Elizabeth Moslander, CPP, rises bright and early to check email on her phone to alert her of any pressing matters she might have to face during the day. She tends to the family cat and dog before getting her 12- and 15-year-old daughters ready for school. Prepared to face the day, she then embarks on her hour-long commute to worksites in the Chicago area.
As chair of the ASIS International Women in Security Council, Moslander sets aside time to discuss last-minute needs with officers on mornings that the council holds meetings. During meetings, the council discusses updates for its initiative to help women around the world achieve their security career goals.

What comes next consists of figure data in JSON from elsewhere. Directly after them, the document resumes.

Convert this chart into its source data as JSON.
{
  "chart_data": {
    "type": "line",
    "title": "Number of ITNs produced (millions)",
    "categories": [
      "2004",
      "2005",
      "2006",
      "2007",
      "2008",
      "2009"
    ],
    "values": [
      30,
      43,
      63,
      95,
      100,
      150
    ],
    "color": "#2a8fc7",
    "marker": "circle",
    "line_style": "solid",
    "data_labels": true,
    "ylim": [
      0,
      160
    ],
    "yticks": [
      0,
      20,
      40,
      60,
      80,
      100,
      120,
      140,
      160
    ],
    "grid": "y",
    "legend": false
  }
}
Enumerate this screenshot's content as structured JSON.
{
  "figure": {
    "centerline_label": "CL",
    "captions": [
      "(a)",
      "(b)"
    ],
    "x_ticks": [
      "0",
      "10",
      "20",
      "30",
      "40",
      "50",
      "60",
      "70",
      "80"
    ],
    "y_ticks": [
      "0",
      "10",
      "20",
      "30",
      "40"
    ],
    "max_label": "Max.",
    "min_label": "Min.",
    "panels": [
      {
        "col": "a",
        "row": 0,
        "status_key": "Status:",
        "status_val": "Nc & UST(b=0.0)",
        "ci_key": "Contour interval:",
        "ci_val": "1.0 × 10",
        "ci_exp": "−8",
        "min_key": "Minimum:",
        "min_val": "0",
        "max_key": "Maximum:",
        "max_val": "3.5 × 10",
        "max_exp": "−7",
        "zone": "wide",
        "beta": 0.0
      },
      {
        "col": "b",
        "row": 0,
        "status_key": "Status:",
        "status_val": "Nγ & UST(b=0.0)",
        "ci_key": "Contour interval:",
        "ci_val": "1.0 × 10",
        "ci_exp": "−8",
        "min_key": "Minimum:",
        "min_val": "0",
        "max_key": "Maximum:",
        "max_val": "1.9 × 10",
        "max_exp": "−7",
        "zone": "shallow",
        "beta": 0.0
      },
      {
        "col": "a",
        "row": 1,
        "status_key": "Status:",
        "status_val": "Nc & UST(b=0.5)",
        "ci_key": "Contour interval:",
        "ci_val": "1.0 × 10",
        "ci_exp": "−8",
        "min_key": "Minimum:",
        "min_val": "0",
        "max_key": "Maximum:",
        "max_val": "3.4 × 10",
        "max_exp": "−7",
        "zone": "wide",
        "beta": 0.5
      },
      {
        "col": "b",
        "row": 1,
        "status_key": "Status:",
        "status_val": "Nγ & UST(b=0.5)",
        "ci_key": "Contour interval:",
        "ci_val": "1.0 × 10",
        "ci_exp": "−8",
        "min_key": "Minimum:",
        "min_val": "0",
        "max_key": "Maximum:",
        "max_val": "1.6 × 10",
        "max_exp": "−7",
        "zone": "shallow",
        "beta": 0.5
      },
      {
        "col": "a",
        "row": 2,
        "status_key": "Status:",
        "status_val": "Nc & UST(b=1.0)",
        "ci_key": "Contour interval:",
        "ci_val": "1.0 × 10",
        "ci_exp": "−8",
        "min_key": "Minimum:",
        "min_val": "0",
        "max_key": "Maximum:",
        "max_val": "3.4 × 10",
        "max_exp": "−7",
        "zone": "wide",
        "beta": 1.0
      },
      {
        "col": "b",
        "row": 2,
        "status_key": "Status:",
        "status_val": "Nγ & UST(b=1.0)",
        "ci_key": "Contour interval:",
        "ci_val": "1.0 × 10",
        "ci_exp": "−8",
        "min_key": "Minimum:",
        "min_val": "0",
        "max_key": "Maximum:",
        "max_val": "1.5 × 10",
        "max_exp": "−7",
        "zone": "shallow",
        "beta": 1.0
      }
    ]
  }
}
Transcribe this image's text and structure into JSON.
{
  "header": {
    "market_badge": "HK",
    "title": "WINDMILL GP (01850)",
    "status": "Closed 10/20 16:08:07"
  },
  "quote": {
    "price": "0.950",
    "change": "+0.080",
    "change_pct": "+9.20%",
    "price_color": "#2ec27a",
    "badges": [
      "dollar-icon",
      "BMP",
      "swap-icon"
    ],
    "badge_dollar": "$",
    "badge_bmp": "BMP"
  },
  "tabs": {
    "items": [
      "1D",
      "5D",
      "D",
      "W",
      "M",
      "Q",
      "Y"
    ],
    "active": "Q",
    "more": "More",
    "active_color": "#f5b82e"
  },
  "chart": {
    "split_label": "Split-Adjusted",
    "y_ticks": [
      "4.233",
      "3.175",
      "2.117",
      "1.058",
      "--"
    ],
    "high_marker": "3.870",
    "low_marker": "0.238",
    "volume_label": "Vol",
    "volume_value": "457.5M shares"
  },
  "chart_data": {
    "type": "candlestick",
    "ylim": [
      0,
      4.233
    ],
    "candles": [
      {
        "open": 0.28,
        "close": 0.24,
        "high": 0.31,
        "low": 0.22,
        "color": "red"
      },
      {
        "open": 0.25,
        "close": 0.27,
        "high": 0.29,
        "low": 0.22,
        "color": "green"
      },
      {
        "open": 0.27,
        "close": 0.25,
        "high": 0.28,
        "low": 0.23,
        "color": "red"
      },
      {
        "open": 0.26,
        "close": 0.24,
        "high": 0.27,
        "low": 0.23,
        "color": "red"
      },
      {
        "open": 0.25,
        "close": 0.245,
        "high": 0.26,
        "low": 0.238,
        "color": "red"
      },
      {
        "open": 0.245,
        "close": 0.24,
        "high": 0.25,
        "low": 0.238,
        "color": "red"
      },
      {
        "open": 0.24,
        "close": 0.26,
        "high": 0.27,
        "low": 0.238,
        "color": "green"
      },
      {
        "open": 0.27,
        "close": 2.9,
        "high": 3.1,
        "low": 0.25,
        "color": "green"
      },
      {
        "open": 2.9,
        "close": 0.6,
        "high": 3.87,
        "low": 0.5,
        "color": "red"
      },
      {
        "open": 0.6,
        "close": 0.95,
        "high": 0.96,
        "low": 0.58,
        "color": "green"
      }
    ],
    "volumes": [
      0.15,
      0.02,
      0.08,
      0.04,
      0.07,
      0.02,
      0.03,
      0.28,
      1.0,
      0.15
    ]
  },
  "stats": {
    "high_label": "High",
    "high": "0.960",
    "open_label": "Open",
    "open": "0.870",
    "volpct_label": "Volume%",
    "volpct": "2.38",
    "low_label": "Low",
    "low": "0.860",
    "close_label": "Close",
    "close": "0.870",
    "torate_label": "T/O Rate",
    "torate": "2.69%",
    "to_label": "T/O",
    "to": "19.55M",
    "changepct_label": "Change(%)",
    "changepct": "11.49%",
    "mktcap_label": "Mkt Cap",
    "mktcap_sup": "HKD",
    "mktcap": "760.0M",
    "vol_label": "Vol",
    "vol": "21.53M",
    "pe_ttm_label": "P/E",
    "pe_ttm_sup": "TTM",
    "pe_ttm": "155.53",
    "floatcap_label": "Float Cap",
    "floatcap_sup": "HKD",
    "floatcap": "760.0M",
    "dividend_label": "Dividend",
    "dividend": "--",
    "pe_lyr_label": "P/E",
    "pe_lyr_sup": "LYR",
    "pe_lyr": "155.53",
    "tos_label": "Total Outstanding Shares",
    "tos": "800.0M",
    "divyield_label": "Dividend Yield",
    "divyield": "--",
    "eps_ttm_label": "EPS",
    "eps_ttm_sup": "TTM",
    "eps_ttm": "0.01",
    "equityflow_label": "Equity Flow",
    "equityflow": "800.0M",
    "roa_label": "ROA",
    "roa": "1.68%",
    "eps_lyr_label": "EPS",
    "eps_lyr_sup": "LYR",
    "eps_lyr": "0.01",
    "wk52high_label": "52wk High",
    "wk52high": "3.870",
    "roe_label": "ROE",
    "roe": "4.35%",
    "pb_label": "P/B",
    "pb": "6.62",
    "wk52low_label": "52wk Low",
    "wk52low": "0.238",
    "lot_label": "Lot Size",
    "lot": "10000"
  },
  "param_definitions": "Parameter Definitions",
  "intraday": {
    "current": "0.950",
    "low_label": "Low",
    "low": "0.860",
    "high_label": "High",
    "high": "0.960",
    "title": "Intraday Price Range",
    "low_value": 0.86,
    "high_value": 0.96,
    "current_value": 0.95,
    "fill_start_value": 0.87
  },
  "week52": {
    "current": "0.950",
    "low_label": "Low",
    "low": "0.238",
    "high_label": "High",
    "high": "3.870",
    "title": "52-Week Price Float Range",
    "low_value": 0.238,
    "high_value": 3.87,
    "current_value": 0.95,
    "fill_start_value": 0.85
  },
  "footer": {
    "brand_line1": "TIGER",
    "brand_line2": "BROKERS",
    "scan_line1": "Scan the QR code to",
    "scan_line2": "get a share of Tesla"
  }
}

Business as usual for Moslander involves incident and robbery response, developing enterprise life safety initiatives, resolving any security equipment breakages, reviewing facility security, and designing, implementing, and validating project system design.
Beyond splitting daughter chauffeuring duties with her husband David, Moslander loves baking, crafting with her girls, and watching a good comedy. She’s also trying her hand at Super Team tennis in 2019—a form of socialized tennis where the participants gather to play, eat, and socialize.
“We have a desperate need to bring the importance of this industry to the attention of the younger generation,” she adds. “Young people know about cybersecurity, but we have a lot of work to do to educate them about the many other diverse aspects of our industry.”
“It’s critical to maintain health, motivation, and perspective,” she says. “Don’t sacrifice so much to work that, at the end of the day, you find yourself asking if it was worth it. No one ever looks back at the end of their career and wishes they’d spent more time at work.”